Surgical masks are not inferior to N95 masks for preventing the spread of COVID-19 to health-care workers, says a study led by McMaster University researchers.

Surgical masks are not inferior to N95 masks for preventing the spread of COVID-19 to health-care workers, says a study led by McMaster University researchers.

The results follow the tracking of 1,009 health-care workers providing COVID-19 patient care at 29 sites in Canada, Egypt, Israel and Pakistan between May 2020 and March 2022.

Study participants were randomly assigned to either a surgical mask, which was already the standard used at all of the study sites, or an N95 respirator.
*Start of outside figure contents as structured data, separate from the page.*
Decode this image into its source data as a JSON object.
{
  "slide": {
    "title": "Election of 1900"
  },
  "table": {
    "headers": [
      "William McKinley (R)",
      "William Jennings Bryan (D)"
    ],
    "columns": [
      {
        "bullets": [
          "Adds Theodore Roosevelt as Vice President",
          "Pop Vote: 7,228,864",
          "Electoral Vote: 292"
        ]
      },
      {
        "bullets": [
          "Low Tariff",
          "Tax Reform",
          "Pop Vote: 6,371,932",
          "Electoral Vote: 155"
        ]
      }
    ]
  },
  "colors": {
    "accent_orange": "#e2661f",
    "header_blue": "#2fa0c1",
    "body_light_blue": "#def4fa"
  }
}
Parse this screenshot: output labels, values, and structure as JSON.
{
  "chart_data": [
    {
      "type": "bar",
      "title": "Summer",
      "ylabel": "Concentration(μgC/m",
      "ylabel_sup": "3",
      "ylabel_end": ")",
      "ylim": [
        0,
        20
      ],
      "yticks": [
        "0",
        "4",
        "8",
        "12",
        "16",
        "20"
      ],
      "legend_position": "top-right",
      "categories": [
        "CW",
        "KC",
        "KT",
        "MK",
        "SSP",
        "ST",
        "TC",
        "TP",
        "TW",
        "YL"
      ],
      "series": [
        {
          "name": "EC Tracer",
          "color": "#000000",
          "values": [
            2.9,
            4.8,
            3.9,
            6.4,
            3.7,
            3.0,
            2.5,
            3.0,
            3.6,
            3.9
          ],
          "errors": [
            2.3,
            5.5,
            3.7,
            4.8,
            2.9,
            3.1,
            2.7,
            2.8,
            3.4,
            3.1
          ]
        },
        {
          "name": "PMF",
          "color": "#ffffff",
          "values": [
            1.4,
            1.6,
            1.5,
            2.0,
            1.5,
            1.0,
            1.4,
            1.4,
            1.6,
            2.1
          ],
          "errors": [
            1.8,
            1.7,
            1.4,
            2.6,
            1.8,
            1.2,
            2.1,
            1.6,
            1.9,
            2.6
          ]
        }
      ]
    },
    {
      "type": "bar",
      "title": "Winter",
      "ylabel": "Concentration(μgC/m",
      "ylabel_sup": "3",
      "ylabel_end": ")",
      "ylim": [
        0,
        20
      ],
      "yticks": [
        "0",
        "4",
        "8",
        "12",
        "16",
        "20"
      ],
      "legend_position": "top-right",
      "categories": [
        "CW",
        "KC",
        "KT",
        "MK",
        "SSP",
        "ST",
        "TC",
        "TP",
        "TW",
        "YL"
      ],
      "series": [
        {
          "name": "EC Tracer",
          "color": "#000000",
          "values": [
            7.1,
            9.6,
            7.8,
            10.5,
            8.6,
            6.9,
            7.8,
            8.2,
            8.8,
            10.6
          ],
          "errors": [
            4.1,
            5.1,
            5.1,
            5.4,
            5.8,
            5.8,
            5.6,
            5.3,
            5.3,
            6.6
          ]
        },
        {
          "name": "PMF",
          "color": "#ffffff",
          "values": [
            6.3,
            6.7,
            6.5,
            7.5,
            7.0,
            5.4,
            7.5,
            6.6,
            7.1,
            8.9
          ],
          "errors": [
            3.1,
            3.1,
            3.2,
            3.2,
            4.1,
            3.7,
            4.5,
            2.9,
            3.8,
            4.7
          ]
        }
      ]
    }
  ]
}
As with any randomized clinical trial, study participants were volunteers who could exit the study or switch to an N95 at anytime.

The findings have been published in the Annals of Internal Medicine (AIM).

“The surgical masks were not statistically less effective than N95s in preventing COVID-19 infections in health-care providers looking after patients with COVID-19,” said lead author Mark Loeb, professor of McMaster’s Department of Pathology and Molecular Medicine and a Hamilton infectious disease physician.

“The major thrust of this study is that there have been no other rigorous comparisons of surgical masks to N95 respirators during the pandemic.  As a randomized clinical trial – it offers the highest standards of evidence – relating to this question throughout the pandemic, including the Omicron variant.”

Loeb said the finding is consistent with a systematic review of four previous randomized controlled trials on masks done between 1990 and March 2020 which similarly demonstrated that the use of surgical masks compared to N95 respirators did not increase viral respiratory infection or clinical respiratory illness.

He added that there have been conflicting recommendations on the use of N95s throughout the pandemic. The U.S. Centers for Disease Control and Prevention recommended N95s for routine care of patients with COVID-19, while the World Health Organization and the Public Health Agency of Canada first recommended surgical masks.

Later in the pandemic, recommendations changed such that the World Health Organization recommended either surgical masks or N95 respirators while the Public Health Agency of Canada recommended N95s.

The study comes as low and middle-income countries are still struggling to procure N95 masks due to their high cost. Loeb said many of these same countries faced an acute shortage of N95s throughout the COVID-19 pandemic.

An accompanying editorial in the AIM journal by Roger Chou, a physician of Oregon Health & Science University, highlights that this trial provides the best evidence to date on comparative effectiveness of mask types in preventing COVID-19 infection in health care workers providing routine patient care.

External funding for the study was provided by the Canadian Institutes of Health Research, the World Health Organization and the Juravinski Research Institute.